Passeport pour l’Iran

Marie-Ève MARTEL

Montréal, Lanctôt Éditeur, 2006, 274 p.

 

 

Avec Passeport pour l’Iran, la jeune auteure Marie-Ève Martel signe sa première œuvre. Récit de voyage, témoignage, enquête sociologique, cette œuvre exploite les différentes avenues dans lesquelles s’aventure l’auteure « en solitaire », comme elle ne manque de le rappeler à maintes reprises, vantant très souvent les avantages et les mérites d'une personne qui découvre seule un pays.

Dans son livre, Marie-Ève Martel nous confie son voyage en Iran, en quête d’une philosophie derrière la religion islamique qui gouverne le pays.  Adoptant un regard à la fois féministe, politique et sociologique, l’auteure tente de changer l’image que les Occidentaux ont du monde musulman et des pays gouvernés par un régime islamique.  À cette fin, elle questionne les Iraniens et Iraniennes rencontrés sur son passage, amorçant quelques fois des discussions étonnamment ouvertes avec eux.  Situation politique du pays, rêves pour l’avenir, port du rusari et du tchador, vie quotidienne entre Iraniens, tels sont les sujets qui intéressent la jeune auteure.

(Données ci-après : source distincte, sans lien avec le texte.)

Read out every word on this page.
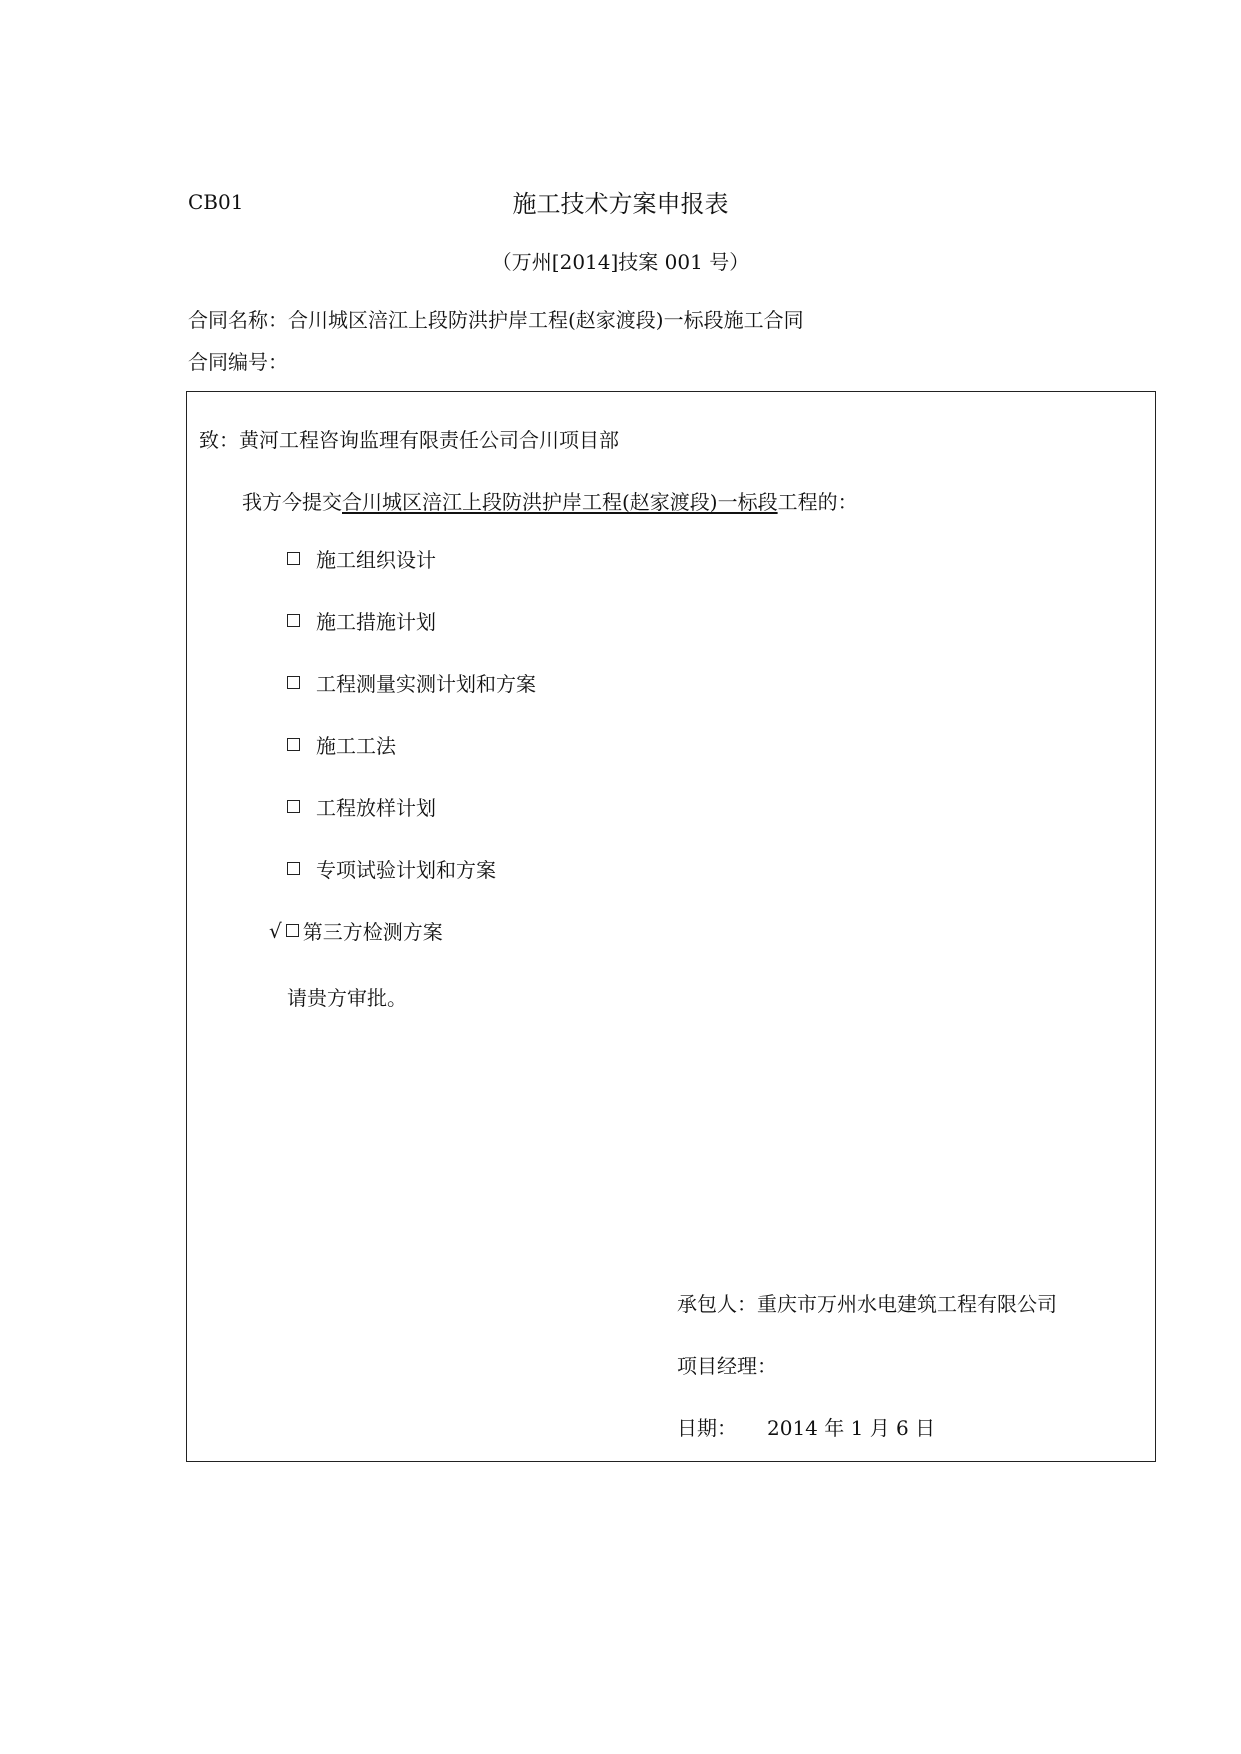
CB01	施工技术方案申报表
（万州[2014]技案 001 号）
合同名称：合川城区涪江上段防洪护岸工程(赵家渡段)一标段施工合同
合同编号：
致：黄河工程咨询监理有限责任公司合川项目部
我方今提交合川城区涪江上段防洪护岸工程(赵家渡段)一标段工程的：
施工组织设计
施工措施计划
工程测量实测计划和方案
施工工法
工程放样计划
专项试验计划和方案
√ 第三方检测方案
请贵方审批。
承包人：重庆市万州水电建筑工程有限公司
项目经理：
日期： 2014 年 1 月 6 日
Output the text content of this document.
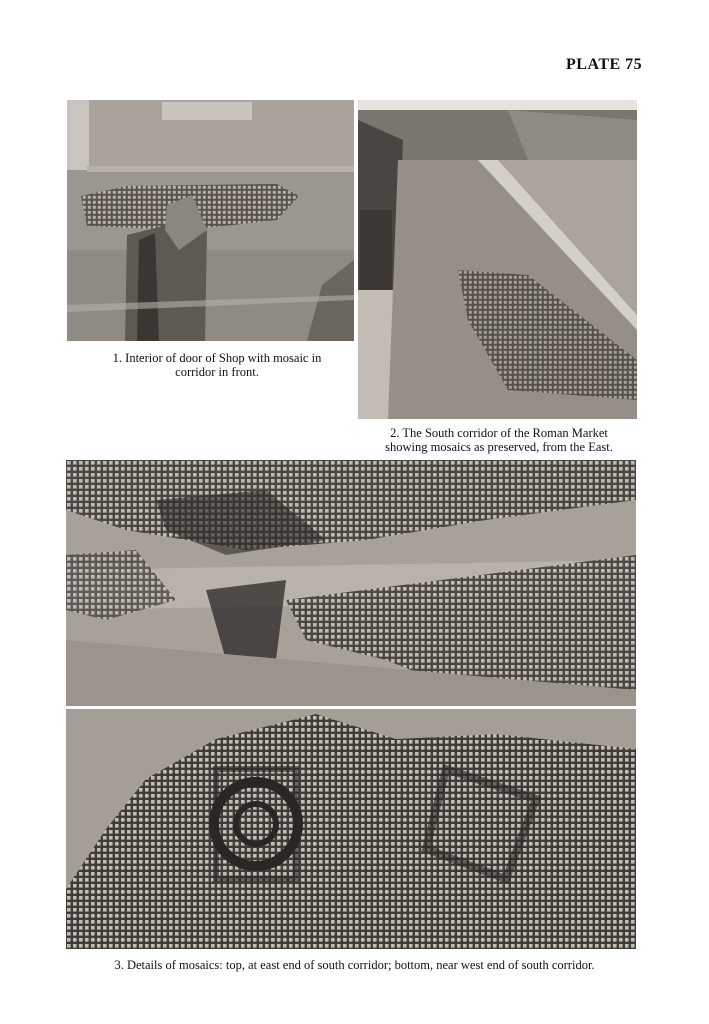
PLATE 75
1. Interior of door of Shop with mosaic in
corridor in front.
2. The South corridor of the Roman Market
showing mosaics as preserved, from the East.
3. Details of mosaics: top, at east end of south corridor; bottom, near west end of south corridor.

Outre cette perspective sociologique, Passeport pour l’Iran se veut également un récit de voyage. L’auteure nous fait voyager de ville en ville, depuis Téhéran, la capitale, à Ispahan, la magnifique, et Mechhed, la ville sainte, pour ne nommer que celles-ci, sans omettre un détail des beautés entrevues en route : bazars, caravansérails, salons de thé (ou « chaykuneh »), madrasas, mosquées, … Elle nous guide à travers ces lieux, nous fait part de la sympathie des habitants, des odeurs des épices ou du thé, des céramiques enchanteresses des mosquées et de leurs jardins, de la beauté des Iraniennes discrètement camouflées par leur rusari.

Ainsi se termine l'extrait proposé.